Although many interventional pain physicians may claim that injections are the best option for managing pain, Argoff says that a rigorous, structured physical rehab program that gets a person moving and functional again can deliver more long-term benefits than treatment with epidural steroid injection, facet injection, or radiofrequency injection. “A person may benefit from an injection in the short term, but in the long term they will benefit by strengthening themselves overall,” he says. Plus, if the pain does return, it will not be linked to the same sense of doom or lack of control, because these patients will have already developed good coping programs and can start using them again.
“Once you know there’s no serious medical problem such as cancer, an infection, or a significant fracture or disc herniation of the spine, you really need to get that person moving and active. That’s the focus of care, to facilitate function,” Argoff says.
Role of psychology
Psychology can play a key role in decisions that inform how you treat chronic pain patients. Should you enroll the patient into a cognitive behavioral therapy program? Would exercise, medications, minimally invasive surgical procedures, or more invasive surgery be more appropriate? Consider your patient’s psychological status before choosing treatments.
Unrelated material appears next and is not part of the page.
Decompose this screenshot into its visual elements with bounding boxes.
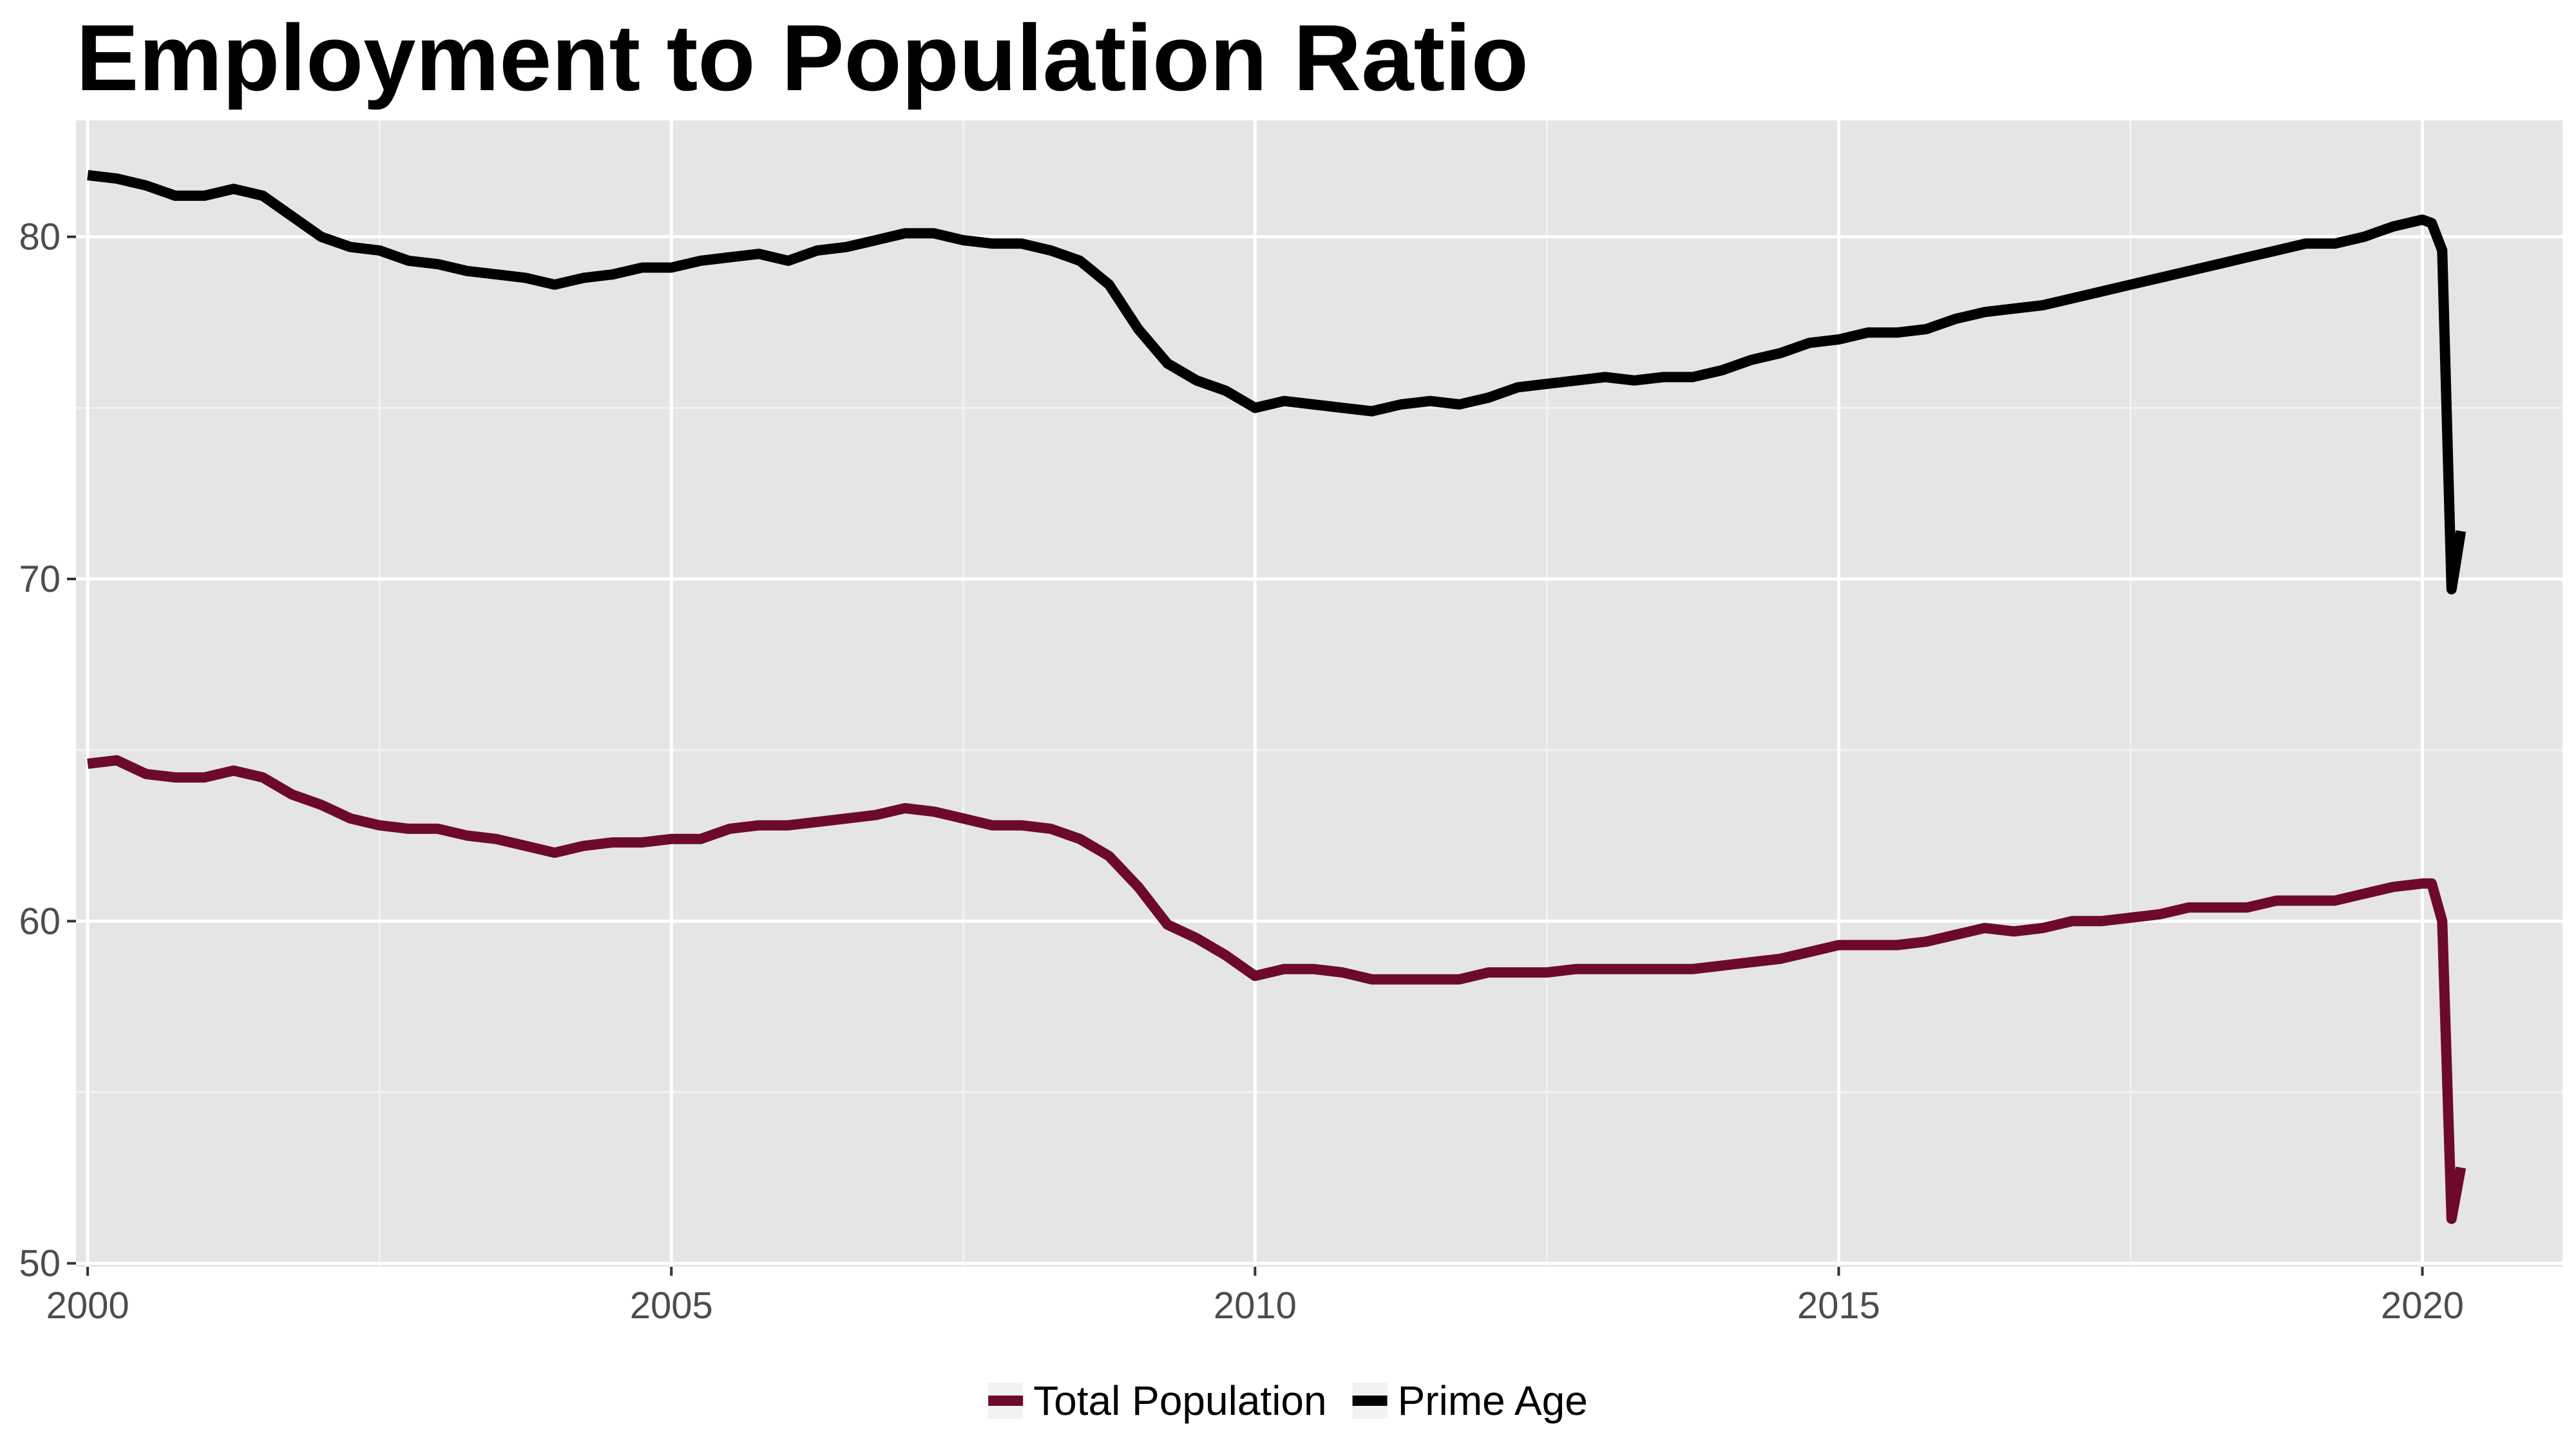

“I think we’re never going to divorce ourselves from the fact that pain affects people emotionally,” says Jamison. People who are depressed and anxious tend to fare worse on traditional medical interventions. Catastrophizing and stress can affect a patient’s health and lead to increased pain. Strategies that help them cope with their condition and begin to accept a stubborn problem are important.
Staats notes that people suffering from major stress, anxiety, or depression can benefit from dampening the emotions around their pain through biofeedback, cognitive behavioral therapies, and stress management. Giving opioids, muscle relaxants, anti-inflammatory drugs; sending somebody for a surgical consult; or doing an injection is not going to get at the root cause of a pain problem if the patient is stressed out or anxious. Says Argoff: “You need to address the whole person.”